El período de construcción democrática en la República Dominicana comienza con la caída de la tiranía de Rafael Leonidas Trujillo, un proceso zigzagueante y lamentables interrupciones, como ocurrió desde los mismos inicios, cuando el sector más rancio de la sociedad conspiró y materializó el derrocamiento del gobierno del presidente Juan Bosch y su Partido Revolucionario Dominicano (PRD).
Igual, el discurso político se empezaba a construir, lo mismo que el partidismo como instrumento para el establecimiento de una democracia. El ejercicio de la política se afirmaba en la asechanza, en la malicia, en las conspiraciones y en un primitivismo orientado a la destrucción de los contrarios, sin considerar medios.
Ya ha pasado demasiado tiempo, 57 años, y por momentos los avances se tornan precarios, como si tantas vivencias no dejaran algunos aprendizajes, especialmente para quienes se consideran “líderes políticos”.
La destrucción del proyecto democrático presidido por Bosch desató los infiernos del terror y la violencia, bajo el temor de que el país volvería a caer en la dictadura o en el militarismo. El largo proceso de inestabilidad desde el golpe de estado del 24 de septiembre de 1963, condujo a una guerra civil, y subsecuentemente, a una intervención militar de Estados Unidos, una gran afrenta y derramamiento de sangre.
Vendría luego un gobierno de fuerza presidido por Joaquín Balaguer, y sólo después de 12 años bajo la continuidad del trujillismo, una suerte de transición aletargada de la dictadura hacia la democracia, cuando de nuevo el PRD y las fuerzas democráticas lograron en 1978 reencauzar el proyecto iniciado en 1963.

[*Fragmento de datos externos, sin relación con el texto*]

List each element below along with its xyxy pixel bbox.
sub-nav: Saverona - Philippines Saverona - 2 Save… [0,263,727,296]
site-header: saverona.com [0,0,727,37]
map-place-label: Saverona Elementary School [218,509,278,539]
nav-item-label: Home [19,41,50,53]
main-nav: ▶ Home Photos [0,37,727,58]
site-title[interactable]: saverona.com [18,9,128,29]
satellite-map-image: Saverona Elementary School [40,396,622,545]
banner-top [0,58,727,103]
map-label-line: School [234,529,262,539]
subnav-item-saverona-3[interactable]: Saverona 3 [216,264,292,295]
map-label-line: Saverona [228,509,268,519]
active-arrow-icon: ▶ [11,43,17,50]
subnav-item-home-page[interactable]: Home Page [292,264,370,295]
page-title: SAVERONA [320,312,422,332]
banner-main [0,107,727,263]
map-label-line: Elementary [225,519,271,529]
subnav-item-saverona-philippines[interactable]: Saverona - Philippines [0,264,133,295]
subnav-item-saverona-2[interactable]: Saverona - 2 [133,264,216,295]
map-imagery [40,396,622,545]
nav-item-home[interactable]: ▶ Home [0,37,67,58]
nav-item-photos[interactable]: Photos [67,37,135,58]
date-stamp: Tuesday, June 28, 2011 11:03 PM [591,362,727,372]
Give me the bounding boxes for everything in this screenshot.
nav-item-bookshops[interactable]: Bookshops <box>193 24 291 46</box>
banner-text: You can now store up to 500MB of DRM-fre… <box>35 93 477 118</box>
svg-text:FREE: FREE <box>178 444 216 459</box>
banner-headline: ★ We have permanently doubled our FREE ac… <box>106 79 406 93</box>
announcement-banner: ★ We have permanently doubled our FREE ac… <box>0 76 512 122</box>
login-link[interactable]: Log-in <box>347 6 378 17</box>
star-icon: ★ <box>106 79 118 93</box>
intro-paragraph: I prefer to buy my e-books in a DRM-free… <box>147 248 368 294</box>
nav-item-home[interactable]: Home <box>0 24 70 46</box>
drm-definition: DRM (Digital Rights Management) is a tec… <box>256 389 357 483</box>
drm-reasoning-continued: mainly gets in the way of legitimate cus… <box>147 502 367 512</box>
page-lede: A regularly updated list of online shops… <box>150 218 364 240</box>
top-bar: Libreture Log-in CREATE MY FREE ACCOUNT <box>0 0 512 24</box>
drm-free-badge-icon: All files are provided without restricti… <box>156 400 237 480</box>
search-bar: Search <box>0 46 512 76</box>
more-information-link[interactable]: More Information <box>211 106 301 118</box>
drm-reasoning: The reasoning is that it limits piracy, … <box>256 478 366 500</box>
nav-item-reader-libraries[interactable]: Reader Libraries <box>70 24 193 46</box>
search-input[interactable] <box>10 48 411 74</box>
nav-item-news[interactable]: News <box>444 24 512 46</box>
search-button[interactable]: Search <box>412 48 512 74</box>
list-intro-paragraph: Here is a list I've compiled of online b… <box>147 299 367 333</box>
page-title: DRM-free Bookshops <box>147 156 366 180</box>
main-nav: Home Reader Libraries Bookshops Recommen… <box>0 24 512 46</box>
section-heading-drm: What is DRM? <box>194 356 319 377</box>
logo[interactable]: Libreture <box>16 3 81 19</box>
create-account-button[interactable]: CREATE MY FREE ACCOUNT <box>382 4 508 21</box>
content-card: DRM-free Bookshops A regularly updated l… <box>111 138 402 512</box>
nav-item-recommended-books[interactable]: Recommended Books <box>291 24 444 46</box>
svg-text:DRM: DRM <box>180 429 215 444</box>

Hoy, serpentean manifestaciones, conductas anacrónicas que no se corresponden con un ejercicio de la política en tiempos modernos.
¡Cómo recurrir a un ex convicto por narcotráfico como medio probatorio! ¡Cómo darle carta de ciudadanía a una persona que no tiene ninguna calidad, que constituye una negación absoluta de valores!
La sinrazón no puede arrastrar un recurso como la política a la más aberrante degradación. El país del siglo XXI no puede sucumbir ante la abyección.
El ejercicio de la política, pese a todas las corrupciones y falencias, requiere un mínimo de respeto y decoro. Siquiera algo de nobleza ante la ciudadanía.